Fattorini & Sons Ltd was a jewellery business established by a family of Italian immigrants who arrived in the British city of Leeds, in Yorkshire, England in the early 19th century. Antonio Fattorini opened a shop in Harrogate to take advantage of seasonal trade in Harrogate in 1831, this business is today owned and run by descendants of the founders.
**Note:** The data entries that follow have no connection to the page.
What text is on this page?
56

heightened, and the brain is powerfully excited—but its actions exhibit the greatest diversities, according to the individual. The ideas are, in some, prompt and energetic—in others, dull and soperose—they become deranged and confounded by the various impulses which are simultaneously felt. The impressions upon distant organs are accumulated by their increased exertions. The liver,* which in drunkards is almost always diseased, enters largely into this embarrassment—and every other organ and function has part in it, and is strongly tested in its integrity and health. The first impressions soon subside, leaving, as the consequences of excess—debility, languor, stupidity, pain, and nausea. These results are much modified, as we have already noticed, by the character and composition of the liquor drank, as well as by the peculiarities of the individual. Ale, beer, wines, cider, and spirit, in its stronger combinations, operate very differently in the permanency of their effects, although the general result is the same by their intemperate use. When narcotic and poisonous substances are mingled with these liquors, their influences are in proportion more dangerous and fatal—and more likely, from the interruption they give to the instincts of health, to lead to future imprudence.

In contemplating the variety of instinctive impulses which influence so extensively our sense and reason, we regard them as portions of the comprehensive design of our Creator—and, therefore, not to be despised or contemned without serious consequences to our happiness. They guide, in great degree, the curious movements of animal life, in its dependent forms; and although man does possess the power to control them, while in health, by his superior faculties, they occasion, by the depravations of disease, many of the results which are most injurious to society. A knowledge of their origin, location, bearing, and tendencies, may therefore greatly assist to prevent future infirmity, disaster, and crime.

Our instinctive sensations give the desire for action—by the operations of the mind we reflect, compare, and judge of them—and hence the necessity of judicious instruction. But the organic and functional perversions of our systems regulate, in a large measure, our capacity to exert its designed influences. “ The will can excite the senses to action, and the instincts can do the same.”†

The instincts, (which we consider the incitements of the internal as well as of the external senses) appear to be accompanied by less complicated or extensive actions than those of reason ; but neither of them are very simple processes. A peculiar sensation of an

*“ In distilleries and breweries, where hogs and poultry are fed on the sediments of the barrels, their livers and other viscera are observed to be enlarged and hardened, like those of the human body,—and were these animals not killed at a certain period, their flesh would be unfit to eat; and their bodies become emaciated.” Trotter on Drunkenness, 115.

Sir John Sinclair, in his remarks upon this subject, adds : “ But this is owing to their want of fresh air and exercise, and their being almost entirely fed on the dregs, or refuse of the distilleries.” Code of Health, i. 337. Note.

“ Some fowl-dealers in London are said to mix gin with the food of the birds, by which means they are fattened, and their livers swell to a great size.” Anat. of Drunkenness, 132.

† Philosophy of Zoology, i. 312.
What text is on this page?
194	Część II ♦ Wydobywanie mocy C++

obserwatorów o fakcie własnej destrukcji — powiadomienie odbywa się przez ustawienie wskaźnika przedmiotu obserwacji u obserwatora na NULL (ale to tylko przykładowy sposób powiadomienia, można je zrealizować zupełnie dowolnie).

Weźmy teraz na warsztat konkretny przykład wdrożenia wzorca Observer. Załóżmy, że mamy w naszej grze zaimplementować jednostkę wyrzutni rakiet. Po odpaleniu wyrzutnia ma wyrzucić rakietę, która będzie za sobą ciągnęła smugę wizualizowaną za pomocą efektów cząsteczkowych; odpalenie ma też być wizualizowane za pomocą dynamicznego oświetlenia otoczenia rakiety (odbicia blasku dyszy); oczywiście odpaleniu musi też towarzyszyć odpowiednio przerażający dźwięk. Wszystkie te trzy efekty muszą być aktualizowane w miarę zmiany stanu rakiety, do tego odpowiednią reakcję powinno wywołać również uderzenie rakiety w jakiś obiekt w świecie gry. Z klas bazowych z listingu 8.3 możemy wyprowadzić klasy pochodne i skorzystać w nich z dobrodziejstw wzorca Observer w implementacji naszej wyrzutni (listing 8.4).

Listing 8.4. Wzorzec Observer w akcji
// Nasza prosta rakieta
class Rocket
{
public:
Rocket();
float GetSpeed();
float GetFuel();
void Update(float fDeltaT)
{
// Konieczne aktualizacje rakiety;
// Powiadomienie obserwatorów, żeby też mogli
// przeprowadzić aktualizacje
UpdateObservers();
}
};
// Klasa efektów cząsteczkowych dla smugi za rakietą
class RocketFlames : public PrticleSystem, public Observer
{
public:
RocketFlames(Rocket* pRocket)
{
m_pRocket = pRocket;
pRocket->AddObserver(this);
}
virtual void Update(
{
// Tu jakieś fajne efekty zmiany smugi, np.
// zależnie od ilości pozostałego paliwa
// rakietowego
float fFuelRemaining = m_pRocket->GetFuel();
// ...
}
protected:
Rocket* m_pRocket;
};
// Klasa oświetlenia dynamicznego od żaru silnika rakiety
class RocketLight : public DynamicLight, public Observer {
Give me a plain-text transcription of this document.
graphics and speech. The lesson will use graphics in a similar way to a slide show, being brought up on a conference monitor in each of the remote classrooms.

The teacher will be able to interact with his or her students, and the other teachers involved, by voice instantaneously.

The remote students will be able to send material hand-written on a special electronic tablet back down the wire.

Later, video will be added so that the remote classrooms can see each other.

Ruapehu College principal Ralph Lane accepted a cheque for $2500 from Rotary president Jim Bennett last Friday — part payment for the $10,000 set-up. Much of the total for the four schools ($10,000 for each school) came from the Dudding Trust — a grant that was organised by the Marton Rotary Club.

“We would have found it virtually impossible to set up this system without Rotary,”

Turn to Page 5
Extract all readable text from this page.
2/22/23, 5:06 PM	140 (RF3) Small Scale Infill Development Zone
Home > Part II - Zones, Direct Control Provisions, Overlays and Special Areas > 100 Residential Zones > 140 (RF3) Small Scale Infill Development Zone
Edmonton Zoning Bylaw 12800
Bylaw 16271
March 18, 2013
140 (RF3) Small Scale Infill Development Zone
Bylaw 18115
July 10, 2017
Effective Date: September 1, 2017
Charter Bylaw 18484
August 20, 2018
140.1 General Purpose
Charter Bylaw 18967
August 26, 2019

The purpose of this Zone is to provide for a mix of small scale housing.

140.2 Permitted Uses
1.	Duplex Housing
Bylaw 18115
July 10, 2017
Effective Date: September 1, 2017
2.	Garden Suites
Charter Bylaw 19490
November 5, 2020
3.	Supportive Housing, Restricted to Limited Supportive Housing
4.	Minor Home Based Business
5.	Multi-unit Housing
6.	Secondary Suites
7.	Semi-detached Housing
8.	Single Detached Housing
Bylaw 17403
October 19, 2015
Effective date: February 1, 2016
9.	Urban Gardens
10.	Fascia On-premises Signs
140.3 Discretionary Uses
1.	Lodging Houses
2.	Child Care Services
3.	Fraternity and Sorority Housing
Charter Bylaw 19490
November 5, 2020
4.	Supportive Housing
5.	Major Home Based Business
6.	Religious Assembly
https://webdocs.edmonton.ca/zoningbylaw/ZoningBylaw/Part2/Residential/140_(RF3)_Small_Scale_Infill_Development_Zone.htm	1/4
In the 1850s, he opened a shop in Bradford with two of his sons. In 1883, the firm made the first ever chess clock comprising two linked pendulum clocks.

==Trophy work==
By the 1920s, the company was making sports trophies and medals for the local and then national markets. They made such famous trophies as the FA Cup and the Rugby League Challenge Cup - both in use to this day. Fattorini and Sons also marketed sewing machines manufactured by Varley. Thomas Fattorini Ltd, emblematic jewellers, still manufacture specialist bespoke sports trophies, awards and medals today.

==Masonic regalia==
For many years Fattorini and Sons were a prominent manufacturer of regalia for use in the different Orders of Freemasonry. Their factories and retail outlets in Yorkshire and Birmingham provided a regional competitor to the well-known London based regalia manufacturing companies. Many items of masonic regalia manufactured by Fattorini and Sons remain in current use, and bear the company's "signature-style" label.

The North Wales Society of Architects' Presidential Chain of Office was designed in 1954 by Fattorini and Sons of hallmarked sterling silver finished in polished hard gold plate and vitreous enamelled in three colours.

== Manningham Rugby Club and Bradford City Football Club ==
The family became heavily involved with Manningham Rugby Club in Bradford. Indeed, Tony Fattorini represented Manningham when the club became part of the breakaway from Rugby Union in 1895 which resulted in the birth of what we know today as the Rugby league. Manningham were the new game's first champions in 1896. After a period of decline Manningham changed games and became the football club Bradford City in 1903. Once again the Fattorinis were at the forefront of the switch to football, they also designed and made the FA cup which Bradford City won in 1911.

==Today==
Fattorini & Sons was sold to Thomas Fattorini Ltd in 1984. Thomas Fattorini Ltd and Fattorini & Sons were friendly rivals for many years, both businesses being owned and managed by descendants of Antonio Fattorini. Thomas Fattorini Ltd is still trading, and is located in the Birmingham Jewellery quarter, where it is managed by the 6th generation of the Fattorini family. The Harrogate jewellery shop is owned and run by the Tindalls, descendants via the female line.